Table 3.
Dietary factor | Number of study estimates (individual studies) |
Number of consumers or purchases |
Percent change with labeling (95% CI)b |
---|---|---|---|
Green options (traffic light system) | 3 (3) | 1,970,452 | 1,9 (1.8, 2.0) |
Amber options (traffic light system) | 3 (3) | 1,970,452 | 0.4 (0.3, 0.5) |
Red options (traffic light system) | 3 (3) | 1,970,452 | −2.3 (−2.4. −2.2) |
Other healthy optionsc | 16 (11) | 42,126 | 6.1 (2.6, 9.5) |
Other unhealthy optionsd | 22 (10) | 33,990 | −0.9 (−4.6, 2.8) |
Food labeling (i.e., standardized provision of nutrition or health information) includes product package, menu, or other point-of-purchase labeling. Dietary behaviors in these studies were evaluated as consumer purchases, food outlet sales, or choices/orders. Appendix Figure 19 shows individual forest plots and more details on each meta-analysis.

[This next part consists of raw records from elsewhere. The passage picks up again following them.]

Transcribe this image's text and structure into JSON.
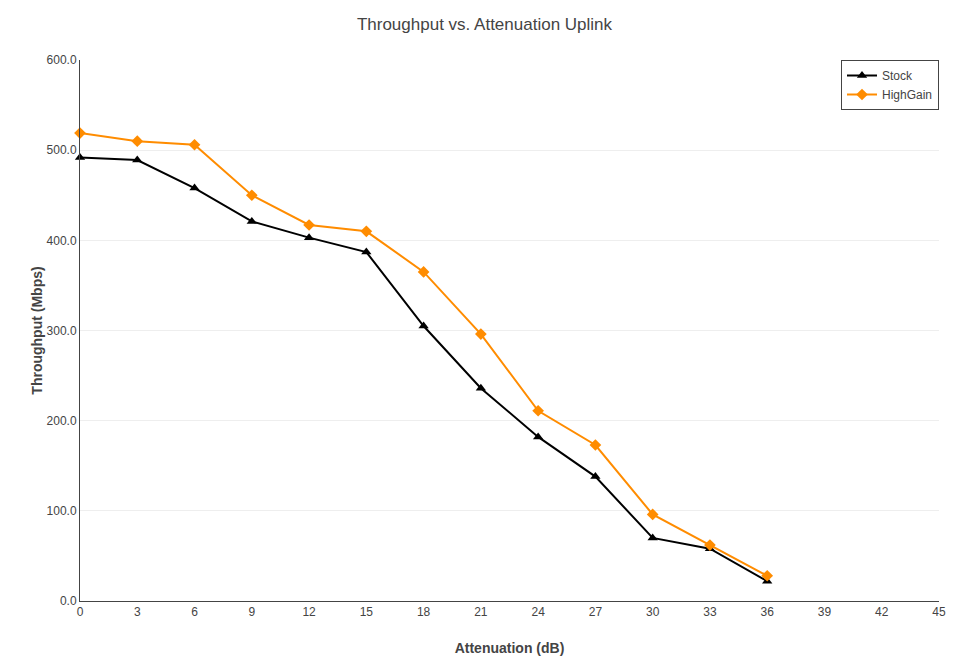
{
  "chart_data": {
    "type": "line",
    "title": "Throughput vs. Attenuation Uplink",
    "x_label": "Attenuation (dB)",
    "y_label": "Throughput (Mbps)",
    "x": [
      0,
      3,
      6,
      9,
      12,
      15,
      18,
      21,
      24,
      27,
      30,
      33,
      36
    ],
    "series": [
      {
        "name": "Stock",
        "color": "#000000",
        "marker": "triangle-up",
        "values": [
          492,
          489,
          458,
          421,
          403,
          387,
          305,
          236,
          182,
          138,
          70,
          58,
          22
        ]
      },
      {
        "name": "HighGain",
        "color": "#FF8C00",
        "marker": "diamond",
        "values": [
          519,
          510,
          506,
          450,
          417,
          410,
          365,
          296,
          211,
          173,
          96,
          62,
          28
        ]
      }
    ],
    "xlim": [
      0,
      45
    ],
    "ylim": [
      0,
      600
    ],
    "xticks": [
      0,
      3,
      6,
      9,
      12,
      15,
      18,
      21,
      24,
      27,
      30,
      33,
      36,
      39,
      42,
      45
    ],
    "yticks": [
      {
        "value": 0,
        "label": "0.0"
      },
      {
        "value": 100,
        "label": "100.0"
      },
      {
        "value": 200,
        "label": "200.0"
      },
      {
        "value": 300,
        "label": "300.0"
      },
      {
        "value": 400,
        "label": "400.0"
      },
      {
        "value": 500,
        "label": "500.0"
      },
      {
        "value": 600,
        "label": "600.0"
      }
    ],
    "grid": true,
    "legend": "upper right"
  }
}
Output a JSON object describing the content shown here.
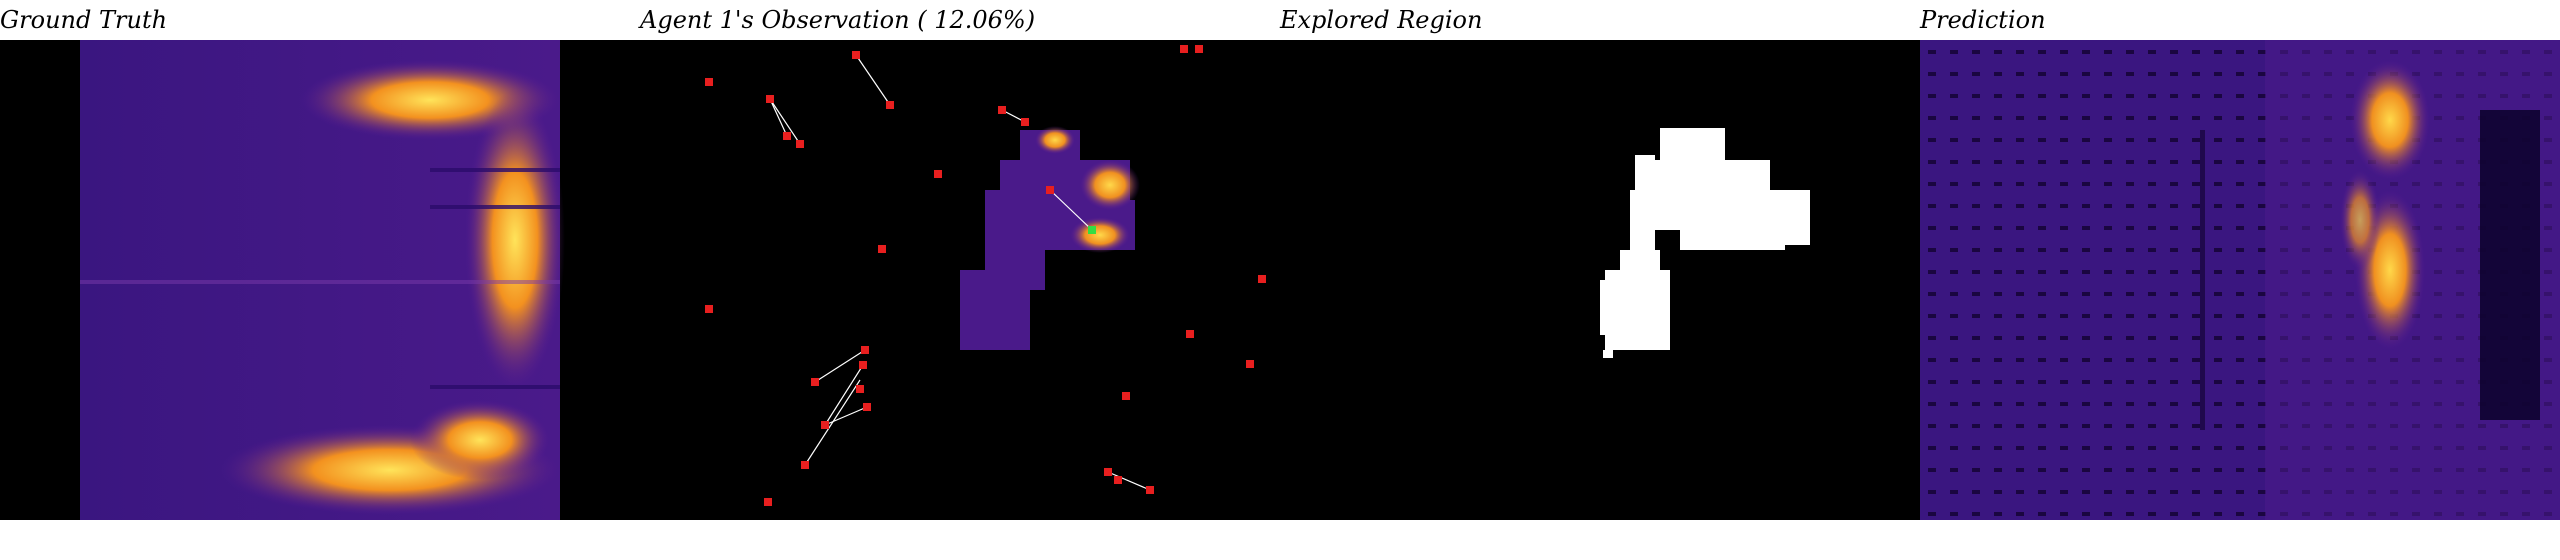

The absolute difference in percentages of consumers or purchases making a certain selection.
Items recommended by labels to consume, such as green salad, “healthy items” not otherwise specified, low-fat items, low-sodium items, moderately nutrient-dense snacks, and high nutrient-dense snacks.
Items recommended by labels to avoid, such as sugar-sweetened beverages, large portion size sugar-sweetened beverages, caloric beverages, desserts, French fries, added cheese to hamburgers/sandwiches, full-fat meals or foods, high calorie meals, high saturated fat meals, high sodium meals, low vegetable content meals, and low nutrient-dense snacks.